In this win, some of the Lightning's top players came up big. There was Ryan Malone, who started the scoring with his 20th goal, a nifty backhand of a rebound in the first period. There was captain Vinny Lecavalier, who gave his team the momentum back late in the second period with a power-play goal, which came just two minutes after Carolina had tied it.
And there was Marty St. Louis, who capped off his strong night with a spectacular play to set up Downie's winner, racing through the neutral zone and behind the Hurricanes defense before backhanding a pass right to a trailing Downie in the left circle.
St. Louis said once he cut wide in the Carolina zone, he knew Downie's route, and Downie said he didn't have to do much. "(The pass) hit my stick," he said. "It was great."
"An outstanding play (by St. Louis)," Tocchet said.
Not to be forgotten was an impressive bounce-back performance by goalie Antero Niittymaki. The goalie was coming off a rough Saturday loss in which he was pulled after giving up five goals on 18 shots. But Monday he came through with 20 saves, holding off the Hurricanes' early first-period flurry.
"The last few games, with the first shot going in, I was kind of hoping to make the first save and get some kind of momentum again," Niittymaki said. "I survived the first five minutes and tried to build from that, and I felt better and better as the game went on."

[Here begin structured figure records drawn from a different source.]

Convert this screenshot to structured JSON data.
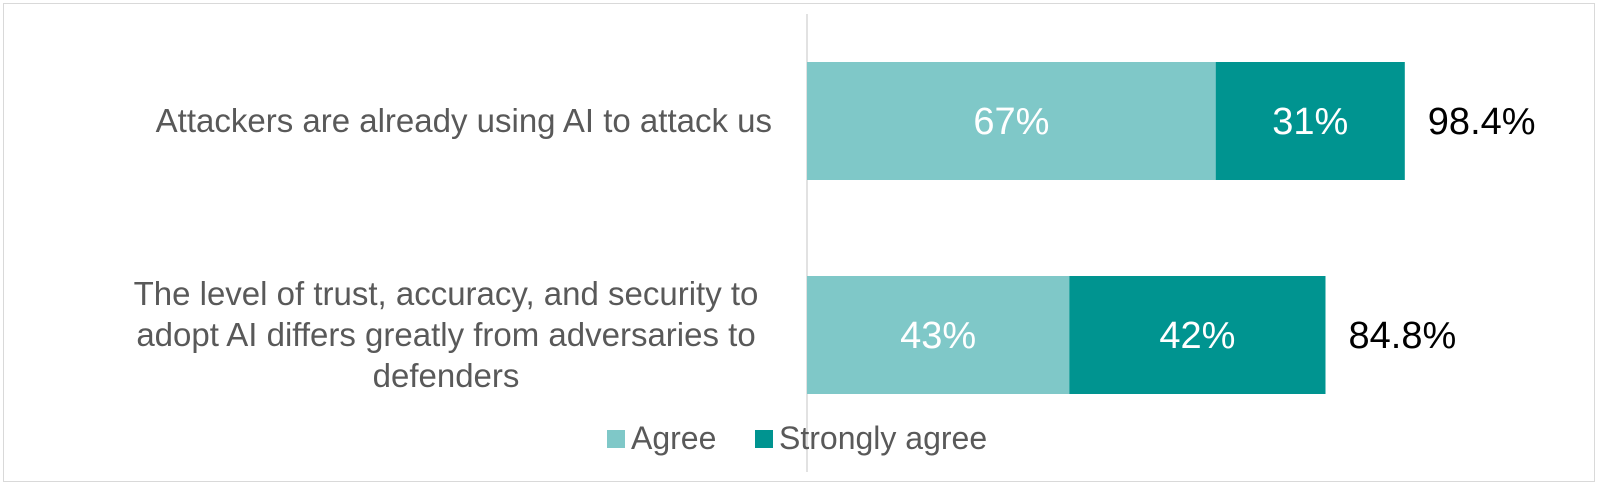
{
  "chart_data": {
    "type": "bar",
    "orientation": "horizontal",
    "stacked": true,
    "categories": [
      "Attackers are already using AI to attack us",
      "The level of trust, accuracy, and security to adopt AI differs greatly from adversaries to defenders"
    ],
    "category_lines": [
      [
        "Attackers are already using AI to attack us"
      ],
      [
        "The level of trust, accuracy, and security to",
        "adopt AI differs greatly from adversaries to",
        "defenders"
      ]
    ],
    "series": [
      {
        "name": "Agree",
        "values": [
          67,
          43
        ],
        "labels": [
          "67%",
          "43%"
        ],
        "color": "#7fc8c8"
      },
      {
        "name": "Strongly agree",
        "values": [
          31,
          42
        ],
        "labels": [
          "31%",
          "42%"
        ],
        "color": "#009490"
      }
    ],
    "totals": [
      "98.4%",
      "84.8%"
    ],
    "total_values": [
      98.4,
      84.8
    ],
    "xlim": [
      0,
      100
    ],
    "legend_position": "bottom",
    "grid": false
  }
}
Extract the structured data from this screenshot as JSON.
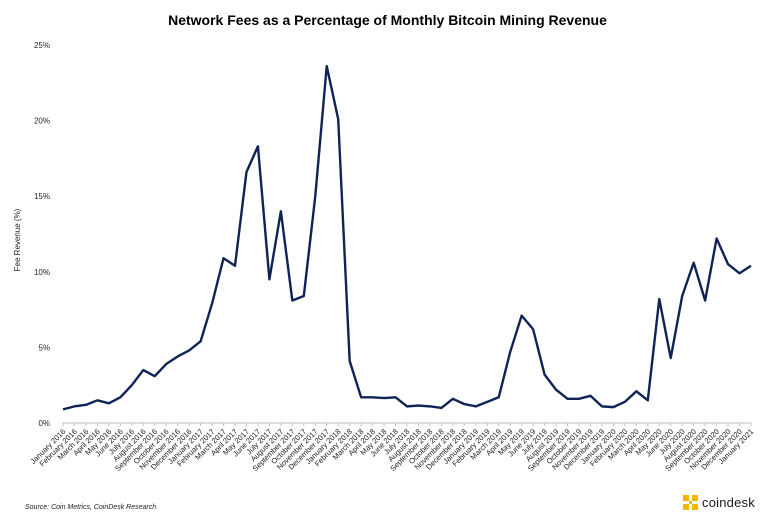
{
  "chart_data": {
    "type": "line",
    "title": "Network Fees as a Percentage of Monthly Bitcoin Mining Revenue",
    "xlabel": "",
    "ylabel": "Fee Revenue (%)",
    "ylim": [
      0,
      25
    ],
    "yticks": [
      "0%",
      "5%",
      "10%",
      "15%",
      "20%",
      "25%"
    ],
    "ytick_values": [
      0,
      5,
      10,
      15,
      20,
      25
    ],
    "grid": false,
    "categories": [
      "January 2016",
      "February 2016",
      "March 2016",
      "April 2016",
      "May 2016",
      "June 2016",
      "July 2016",
      "August 2016",
      "September 2016",
      "October 2016",
      "November 2016",
      "December 2016",
      "January 2017",
      "February 2017",
      "March 2017",
      "April 2017",
      "May 2017",
      "June 2017",
      "July 2017",
      "August 2017",
      "September 2017",
      "October 2017",
      "November 2017",
      "December 2017",
      "January 2018",
      "February 2018",
      "March 2018",
      "April 2018",
      "May 2018",
      "June 2018",
      "July 2018",
      "August 2018",
      "September 2018",
      "October 2018",
      "November 2018",
      "December 2018",
      "January 2019",
      "February 2019",
      "March 2019",
      "April 2019",
      "May 2019",
      "June 2019",
      "July 2019",
      "August 2019",
      "September 2019",
      "October 2019",
      "November 2019",
      "December 2019",
      "January 2020",
      "February 2020",
      "March 2020",
      "April 2020",
      "May 2020",
      "June 2020",
      "July 2020",
      "August 2020",
      "September 2020",
      "October 2020",
      "November 2020",
      "December 2020",
      "January 2021"
    ],
    "series": [
      {
        "name": "Fee Revenue (%)",
        "color": "#0f2356",
        "values": [
          0.9,
          1.1,
          1.2,
          1.5,
          1.3,
          1.7,
          2.5,
          3.5,
          3.1,
          3.9,
          4.4,
          4.8,
          5.4,
          7.9,
          10.9,
          10.4,
          16.6,
          18.3,
          9.5,
          14.0,
          8.1,
          8.4,
          15.0,
          23.6,
          20.1,
          4.1,
          1.7,
          1.7,
          1.65,
          1.7,
          1.1,
          1.15,
          1.1,
          1.0,
          1.6,
          1.25,
          1.1,
          1.4,
          1.7,
          4.7,
          7.1,
          6.2,
          3.2,
          2.2,
          1.6,
          1.6,
          1.8,
          1.1,
          1.05,
          1.4,
          2.1,
          1.5,
          8.2,
          4.3,
          8.4,
          10.6,
          8.1,
          12.2,
          10.5,
          9.9,
          10.4
        ]
      }
    ]
  },
  "source_note": "Source: Coin Metrics, CoinDesk Research",
  "brand": {
    "name": "coindesk",
    "color": "#f5b400"
  }
}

And unlike Thursday's loss to the Panthers, when Tampa Bay (19-19-10) blew a third-period lead, the Lightning continued to put on the pressure and, as St. Louis said, "fight through the up and downs of the game."
Said Niittymaki: "They tied it in the third, and we didn't panic."

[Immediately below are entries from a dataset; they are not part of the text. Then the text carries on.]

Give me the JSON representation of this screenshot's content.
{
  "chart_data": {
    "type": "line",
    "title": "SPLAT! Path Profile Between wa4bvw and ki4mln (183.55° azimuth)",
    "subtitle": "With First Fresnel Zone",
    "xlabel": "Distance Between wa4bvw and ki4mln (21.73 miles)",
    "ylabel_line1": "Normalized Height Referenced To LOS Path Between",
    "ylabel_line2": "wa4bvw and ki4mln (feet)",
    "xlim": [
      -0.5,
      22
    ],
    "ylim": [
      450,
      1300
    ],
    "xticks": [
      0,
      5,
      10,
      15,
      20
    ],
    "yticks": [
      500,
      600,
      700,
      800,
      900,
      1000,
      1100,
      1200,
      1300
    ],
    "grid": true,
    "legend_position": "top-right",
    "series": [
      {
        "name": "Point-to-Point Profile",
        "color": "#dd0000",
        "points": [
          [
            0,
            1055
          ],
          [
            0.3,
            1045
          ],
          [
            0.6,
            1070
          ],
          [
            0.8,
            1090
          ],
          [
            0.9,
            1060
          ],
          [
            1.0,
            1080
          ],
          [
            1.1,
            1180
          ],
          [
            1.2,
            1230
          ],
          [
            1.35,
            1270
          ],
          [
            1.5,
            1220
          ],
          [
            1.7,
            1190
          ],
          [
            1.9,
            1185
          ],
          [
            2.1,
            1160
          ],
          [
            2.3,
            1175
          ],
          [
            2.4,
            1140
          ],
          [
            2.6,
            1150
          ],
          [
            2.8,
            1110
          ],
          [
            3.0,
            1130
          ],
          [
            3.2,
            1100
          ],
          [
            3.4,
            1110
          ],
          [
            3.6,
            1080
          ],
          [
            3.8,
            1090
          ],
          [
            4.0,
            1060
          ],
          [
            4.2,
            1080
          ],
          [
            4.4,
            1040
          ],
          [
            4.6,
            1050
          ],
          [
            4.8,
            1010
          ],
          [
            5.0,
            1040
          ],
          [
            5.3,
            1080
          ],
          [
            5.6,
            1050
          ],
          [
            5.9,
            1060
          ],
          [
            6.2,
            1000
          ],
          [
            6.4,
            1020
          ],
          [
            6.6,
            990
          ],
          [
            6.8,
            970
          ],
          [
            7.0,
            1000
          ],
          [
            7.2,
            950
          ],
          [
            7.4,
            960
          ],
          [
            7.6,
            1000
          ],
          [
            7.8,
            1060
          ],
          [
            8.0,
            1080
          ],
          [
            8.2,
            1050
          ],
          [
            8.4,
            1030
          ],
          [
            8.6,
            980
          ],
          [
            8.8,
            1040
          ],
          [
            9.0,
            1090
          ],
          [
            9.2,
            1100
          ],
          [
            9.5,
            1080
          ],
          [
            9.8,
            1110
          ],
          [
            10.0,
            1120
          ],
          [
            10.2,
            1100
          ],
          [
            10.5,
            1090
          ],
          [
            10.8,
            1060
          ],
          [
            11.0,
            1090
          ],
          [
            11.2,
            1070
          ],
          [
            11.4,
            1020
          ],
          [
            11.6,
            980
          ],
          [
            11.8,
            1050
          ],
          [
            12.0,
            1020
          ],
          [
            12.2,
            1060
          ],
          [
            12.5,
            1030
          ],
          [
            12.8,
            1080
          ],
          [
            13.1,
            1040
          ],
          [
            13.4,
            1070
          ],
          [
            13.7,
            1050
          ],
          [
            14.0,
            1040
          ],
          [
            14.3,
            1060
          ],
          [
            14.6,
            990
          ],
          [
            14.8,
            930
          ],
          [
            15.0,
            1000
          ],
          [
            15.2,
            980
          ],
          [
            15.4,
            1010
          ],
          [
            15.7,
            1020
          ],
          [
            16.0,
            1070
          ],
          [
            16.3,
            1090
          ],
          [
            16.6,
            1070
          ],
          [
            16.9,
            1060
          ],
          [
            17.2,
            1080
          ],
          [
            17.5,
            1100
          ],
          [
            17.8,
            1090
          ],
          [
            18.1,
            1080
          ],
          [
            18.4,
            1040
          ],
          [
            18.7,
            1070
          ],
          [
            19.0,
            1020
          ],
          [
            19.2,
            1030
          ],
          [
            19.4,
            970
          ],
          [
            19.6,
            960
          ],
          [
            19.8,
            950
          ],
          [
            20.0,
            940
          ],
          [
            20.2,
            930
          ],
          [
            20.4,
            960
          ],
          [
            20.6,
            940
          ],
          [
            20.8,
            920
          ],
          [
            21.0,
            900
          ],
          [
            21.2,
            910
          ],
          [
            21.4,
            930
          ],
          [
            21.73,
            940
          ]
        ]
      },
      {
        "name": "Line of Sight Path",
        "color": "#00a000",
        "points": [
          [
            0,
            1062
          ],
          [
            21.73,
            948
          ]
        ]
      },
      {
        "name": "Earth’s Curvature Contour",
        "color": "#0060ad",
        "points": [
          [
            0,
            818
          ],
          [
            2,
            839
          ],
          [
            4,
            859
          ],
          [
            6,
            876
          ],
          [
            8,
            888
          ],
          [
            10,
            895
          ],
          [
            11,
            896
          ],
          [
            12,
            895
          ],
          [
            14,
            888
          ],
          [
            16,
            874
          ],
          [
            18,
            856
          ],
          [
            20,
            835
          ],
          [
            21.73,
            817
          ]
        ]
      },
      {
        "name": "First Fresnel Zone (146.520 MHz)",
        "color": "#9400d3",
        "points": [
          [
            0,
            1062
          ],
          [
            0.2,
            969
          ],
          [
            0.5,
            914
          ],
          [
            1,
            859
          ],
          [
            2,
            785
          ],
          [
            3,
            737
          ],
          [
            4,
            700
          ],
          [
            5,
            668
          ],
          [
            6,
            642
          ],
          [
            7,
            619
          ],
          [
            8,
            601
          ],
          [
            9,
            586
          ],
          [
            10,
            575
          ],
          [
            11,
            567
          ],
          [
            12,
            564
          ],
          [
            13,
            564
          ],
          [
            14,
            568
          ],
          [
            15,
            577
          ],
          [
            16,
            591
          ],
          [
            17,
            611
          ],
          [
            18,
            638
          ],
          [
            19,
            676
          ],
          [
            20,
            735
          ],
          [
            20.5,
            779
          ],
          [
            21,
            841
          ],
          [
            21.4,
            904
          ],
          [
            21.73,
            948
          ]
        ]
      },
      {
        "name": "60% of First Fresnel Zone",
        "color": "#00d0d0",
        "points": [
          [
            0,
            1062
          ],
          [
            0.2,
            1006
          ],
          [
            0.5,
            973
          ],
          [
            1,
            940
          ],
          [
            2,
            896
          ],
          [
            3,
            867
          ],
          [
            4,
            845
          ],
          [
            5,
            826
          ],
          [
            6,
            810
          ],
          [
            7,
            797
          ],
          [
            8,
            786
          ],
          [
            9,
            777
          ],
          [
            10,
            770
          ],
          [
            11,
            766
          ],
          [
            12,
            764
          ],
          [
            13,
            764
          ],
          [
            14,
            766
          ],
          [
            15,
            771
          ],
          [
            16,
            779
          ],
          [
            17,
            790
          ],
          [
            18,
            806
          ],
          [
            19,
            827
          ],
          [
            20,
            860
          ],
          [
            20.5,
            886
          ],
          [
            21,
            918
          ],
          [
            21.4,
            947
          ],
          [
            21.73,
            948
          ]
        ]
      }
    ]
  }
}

First Period—1, Tampa Bay, Malone 20 (Foster, Veilleux), 11:07. Penalties—Cullen, Car (high-sticking), 11:47; Tanguay, TB (tripping), 17:14.
Second Period—2, Carolina, Cullen 9 (Whitney, Staal), 16:28. 3, Tampa Bay, Lecavalier 12 (Meszaros, Halpern), 18:55 (pp). Penalties—Downie, TB (tripping), :28; Szczechura, TB (hooking), 9:52; Wallin, Car (interference), 18:09.
Third Period—4, Carolina, LaRose 2 (Gleason), 4:07. 5, Tampa Bay, Downie 11 (St. Louis, Smaby), 9:11. Penalties—St. Louis, TB (goaltender interference), 6:35. Shots on Goal—Tampa Bay 7-14-11—32. Carolina 7-9-6—22. Power-play opportunities—Tampa Bay 1 of 2; Carolina 0 of 4. Goalies—Tampa Bay, Niittymaki 9-8-4 (22 shots-20 saves). Carolina, C.Ward 9-18-5 (32-29). A—16,031 (18,680). T—2:13.